Starting this weekend, the Madison Savoyards presents Die Fledermaus, or The Bat, by Johann Strauss Jr. — sung in English with supertitles — at UW Music Hall at the base of Bascom Hill.

Evening performances are on Friday, July 20; Friday, July 27; and Saturday, July 28; matinees are at 3 p.m. on Saturday, July 21; Sunday, July 22; and Sunday, July 29.

Ticket prices are $30 for the public; $28 for seniors; $15 for students and youth under 17; and $5 for children under 5. Tickets can be purchased through UW Box Office at (608) 265-2787, www.arts.wisc.edu, or in person at the door. Group sales of 10 or more available by telephone only.

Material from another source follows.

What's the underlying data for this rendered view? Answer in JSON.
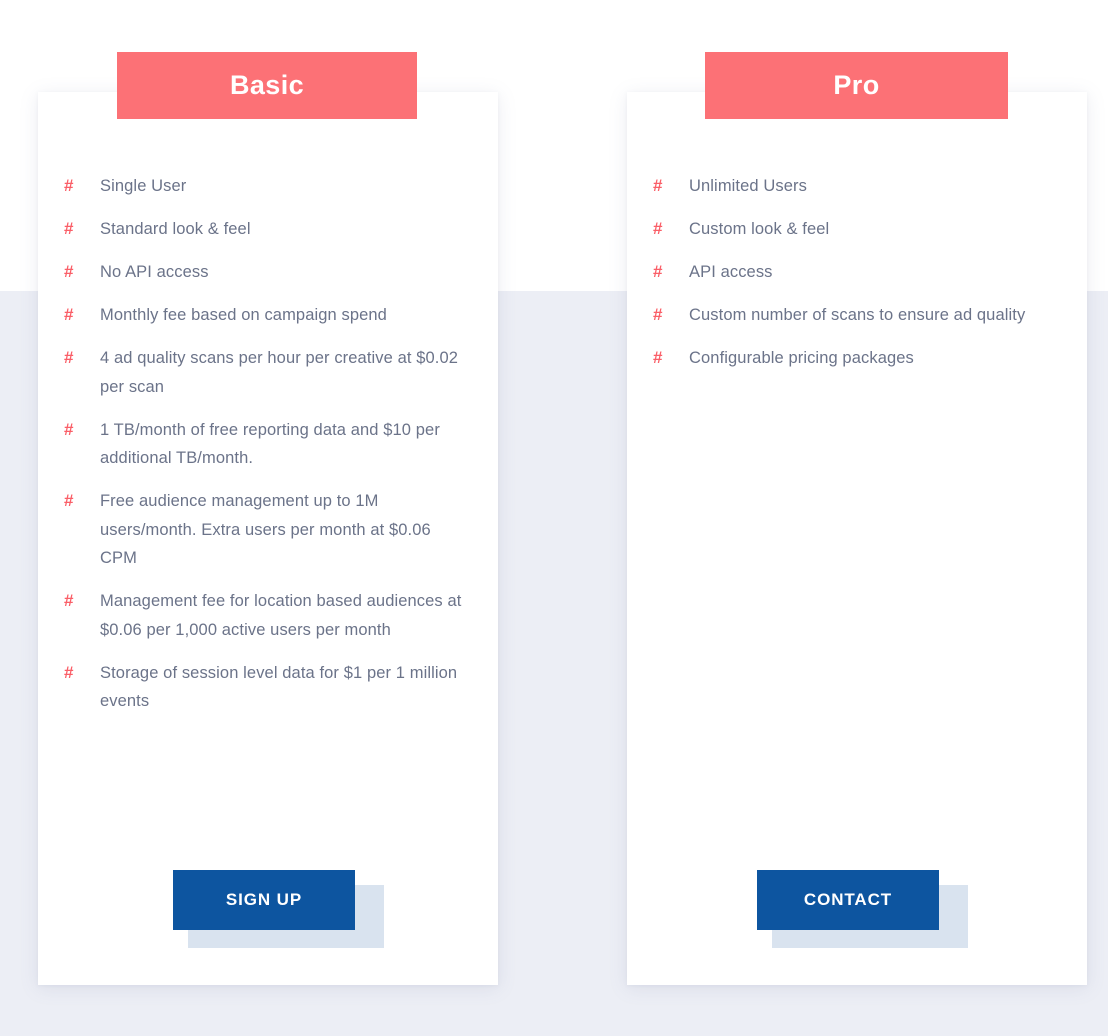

For more information, go to the website: www.madisonsavoyards.org

The production marks the 55th anniversary of the Madison Savoyards, best known for presenting the operettas of Gilbert and Sullivan.

For this production, board director J. Adam Shelton makes his debut as stage director and Kyle Knox (below), a UW-Madison graduate, returns as music director and conductor. He is also the music director of the Wisconsin Youth Symphony Orchestras and the new associate conductor of the Madison Symphony Orchestra. (You can hear the popular Overture to Die Fledermaus in the YouTube video at the bottom.)

Die Fledermaus is the story of a romantically stale couple that learns to love again all the while playing the fools in this comedy of errors.

Eisenstein and his wife Rosalinda, fall prey to a cruel joke by their old pal Falke involving their chambermaid, a Russian prince, a prison warden and a tenor who can’t get the girl. Everyone works his or her way up and down the social ladder in this futuristic production set in 2021.

The famous second act masquerade ball is a menagerie theme featuring a ballet performance by Central Midwest Ballet Academy of Middleton.

The choreographer is Kristin Roling, with costumes by Rebecca Stanley and set design by Corey Helser.

The cast includes Tim Rebers (below top) as Eisenstein and Erica K. Bryan (below bottom) as Rosalinda.

Also featured are Michelle Buck (below top) as Adele; Ben Swanson (below second) as Falke; Kirsten Larson (below third) as Prince Orlofsky; and Tom Kastle (below bottom) as Frosch.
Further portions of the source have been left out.